The damage-sensing triggers that lead to tissue regeneration
Little is known about the events that trigger endogenous tissue regeneration. Using mutant mice with well-defined blocks in T cell development, our IL-22 studies discovered a novel trigger for endogenous thymic regeneration; i.e. the depletion of CD4+CD8+ double positive (DP) thymocytes (Figure 3). Through the process of positive selection, 99% of DP cells undergo apoptosis or death by neglect. Therefore, one hypothesis is that the loss of an inhibitory signal, caused by DP depletion, triggers intrathymic regenerative pathways. In fact, there is some evidence for this as recent studies have demonstrated that apoptotic cells can reduce the production of IL-23 by dendritic cells (a key regulator of ILC function). Moreover, there is also some indication that DCs require interaction with fibroblasts for their production of IL-23, which is significant as fibroblasts also have an important role in aiding thymic regeneration through their production of thymopoietic growth factors such as KGF, IL-7 and SCF.
Using in vitro and in vivo models, the Dudakov Lab is exploring the damage-sensing triggers underlying Il-22-mediated thymic regeneration. We are also testing if these same mechanisms can induce the production of other putative regenerative cytokines, such as KGF, IL-7, SCF and VEGF. Given the novelty of defining a damage-sensing trigger of endogenous tissue regeneration, it is anticipated that these studies could yield substantial insight not only to thymic regeneration, but also to damage and regeneration in other tissues, such as gut and liver.

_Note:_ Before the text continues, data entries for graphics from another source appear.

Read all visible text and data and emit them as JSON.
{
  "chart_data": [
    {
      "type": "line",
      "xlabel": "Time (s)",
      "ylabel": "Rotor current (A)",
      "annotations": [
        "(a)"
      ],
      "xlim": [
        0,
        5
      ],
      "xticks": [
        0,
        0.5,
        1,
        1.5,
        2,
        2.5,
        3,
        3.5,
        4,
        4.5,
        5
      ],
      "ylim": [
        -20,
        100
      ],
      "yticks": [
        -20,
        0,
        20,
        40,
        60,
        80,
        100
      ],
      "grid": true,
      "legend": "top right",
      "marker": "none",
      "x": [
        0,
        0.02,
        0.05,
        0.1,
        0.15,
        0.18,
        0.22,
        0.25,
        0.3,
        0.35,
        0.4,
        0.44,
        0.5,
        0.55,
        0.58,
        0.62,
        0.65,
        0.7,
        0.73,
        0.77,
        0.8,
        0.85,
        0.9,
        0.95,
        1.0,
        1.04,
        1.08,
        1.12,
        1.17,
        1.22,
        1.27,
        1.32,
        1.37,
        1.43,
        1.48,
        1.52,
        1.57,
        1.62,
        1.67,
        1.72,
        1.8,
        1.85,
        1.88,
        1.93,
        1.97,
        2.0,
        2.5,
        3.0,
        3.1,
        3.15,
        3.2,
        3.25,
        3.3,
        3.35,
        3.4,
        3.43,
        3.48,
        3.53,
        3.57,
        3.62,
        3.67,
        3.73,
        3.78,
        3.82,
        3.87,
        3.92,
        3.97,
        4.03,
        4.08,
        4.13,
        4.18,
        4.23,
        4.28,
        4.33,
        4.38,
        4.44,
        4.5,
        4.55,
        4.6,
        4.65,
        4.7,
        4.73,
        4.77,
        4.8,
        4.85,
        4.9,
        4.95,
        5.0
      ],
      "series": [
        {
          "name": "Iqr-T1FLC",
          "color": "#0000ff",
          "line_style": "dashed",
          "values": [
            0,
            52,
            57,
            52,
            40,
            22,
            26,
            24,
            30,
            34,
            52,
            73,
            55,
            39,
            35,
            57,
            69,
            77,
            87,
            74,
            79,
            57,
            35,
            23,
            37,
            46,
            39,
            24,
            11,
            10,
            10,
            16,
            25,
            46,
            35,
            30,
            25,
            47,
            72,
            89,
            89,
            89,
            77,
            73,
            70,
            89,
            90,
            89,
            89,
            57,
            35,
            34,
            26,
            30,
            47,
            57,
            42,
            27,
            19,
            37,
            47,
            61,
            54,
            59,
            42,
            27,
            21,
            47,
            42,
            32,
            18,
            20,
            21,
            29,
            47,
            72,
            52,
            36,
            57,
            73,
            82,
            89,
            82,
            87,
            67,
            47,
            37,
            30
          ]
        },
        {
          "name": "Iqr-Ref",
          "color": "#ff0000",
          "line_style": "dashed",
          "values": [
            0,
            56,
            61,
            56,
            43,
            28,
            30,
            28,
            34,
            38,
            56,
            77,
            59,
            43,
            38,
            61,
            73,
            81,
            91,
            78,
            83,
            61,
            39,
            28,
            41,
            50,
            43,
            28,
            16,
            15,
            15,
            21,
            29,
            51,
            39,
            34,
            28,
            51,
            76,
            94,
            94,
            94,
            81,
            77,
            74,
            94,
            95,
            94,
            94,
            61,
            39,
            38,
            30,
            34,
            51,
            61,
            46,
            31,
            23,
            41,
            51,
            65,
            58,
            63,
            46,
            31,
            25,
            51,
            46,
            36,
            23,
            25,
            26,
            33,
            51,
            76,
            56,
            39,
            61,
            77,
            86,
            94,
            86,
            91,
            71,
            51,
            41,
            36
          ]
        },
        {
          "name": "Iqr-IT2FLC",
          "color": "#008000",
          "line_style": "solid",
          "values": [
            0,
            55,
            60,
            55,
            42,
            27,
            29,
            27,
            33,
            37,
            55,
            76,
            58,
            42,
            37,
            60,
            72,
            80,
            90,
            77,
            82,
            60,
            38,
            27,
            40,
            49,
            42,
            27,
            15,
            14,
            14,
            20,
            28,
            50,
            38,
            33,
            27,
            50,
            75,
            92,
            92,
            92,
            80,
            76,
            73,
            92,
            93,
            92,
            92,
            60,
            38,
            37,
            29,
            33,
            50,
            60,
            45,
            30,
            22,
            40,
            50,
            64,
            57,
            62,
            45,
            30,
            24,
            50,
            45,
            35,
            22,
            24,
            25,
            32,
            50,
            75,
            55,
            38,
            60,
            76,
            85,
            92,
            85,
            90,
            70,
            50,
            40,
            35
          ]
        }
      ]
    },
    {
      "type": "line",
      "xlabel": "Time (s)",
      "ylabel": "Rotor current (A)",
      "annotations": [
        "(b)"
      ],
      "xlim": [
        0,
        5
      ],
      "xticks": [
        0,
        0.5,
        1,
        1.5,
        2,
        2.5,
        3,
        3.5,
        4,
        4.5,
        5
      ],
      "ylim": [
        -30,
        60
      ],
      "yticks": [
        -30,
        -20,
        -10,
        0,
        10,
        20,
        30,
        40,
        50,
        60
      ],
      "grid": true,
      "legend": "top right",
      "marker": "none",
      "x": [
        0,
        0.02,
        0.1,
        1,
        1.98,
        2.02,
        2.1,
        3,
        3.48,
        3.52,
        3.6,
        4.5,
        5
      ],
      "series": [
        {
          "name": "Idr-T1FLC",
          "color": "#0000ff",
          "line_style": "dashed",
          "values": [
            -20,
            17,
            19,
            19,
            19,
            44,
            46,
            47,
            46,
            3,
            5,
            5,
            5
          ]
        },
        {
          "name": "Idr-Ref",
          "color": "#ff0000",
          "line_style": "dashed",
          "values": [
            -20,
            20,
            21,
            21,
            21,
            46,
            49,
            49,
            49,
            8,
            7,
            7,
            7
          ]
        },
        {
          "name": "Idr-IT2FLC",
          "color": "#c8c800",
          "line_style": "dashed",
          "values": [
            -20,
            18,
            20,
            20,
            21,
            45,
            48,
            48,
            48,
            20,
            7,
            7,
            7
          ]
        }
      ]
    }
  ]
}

The interaction between different regenerative networks in the thymus
Our preliminary studies suggest that there is considerable interaction between regenerative networks in the thymus. In particular, transcriptome analysis of IL-22 target cells has revealed two potential mechanisms by which IL-22 mediates its effects on TECs; i.e. by 1) directly promoting TEC proliferation through upregulation of proliferation-associated and 2) reducing expression of negative signalling regulators such as Socs3 (an inhibitor of cytokine signalling) and Tnfrsf11b (osteoprotegerin, a RANKL decoy receptor). This suggests a possible secondary role for IL-22 in promoting enhanced responsiveness to other regenerative factors, such as KGF, BMP4 and RANKL, all of which are incidentally increased in the thymus as part of the regenerative response after immune injury.
Moving forward, the Dudakov Lab will explore the hypothesis that one of the main roles of IL-22 is to promote the response of TECs to other extrinsic stimuli. In fact, our initial assessment of mice deficient for both IL-22 and KGF (which we have recently generated) suggest that, in contrast to isolated deficiencies in either IL-22 or KGF, double KO mice have a specific depletion of TECs even at steady-state. This suggests that IL-22 and KGF are redundant for each other. The Dudakov Lab will thus explore these findings to develop an integrative model detailing the cooperation between growth factors in the steady-state thymus as well as during periods of regeneration.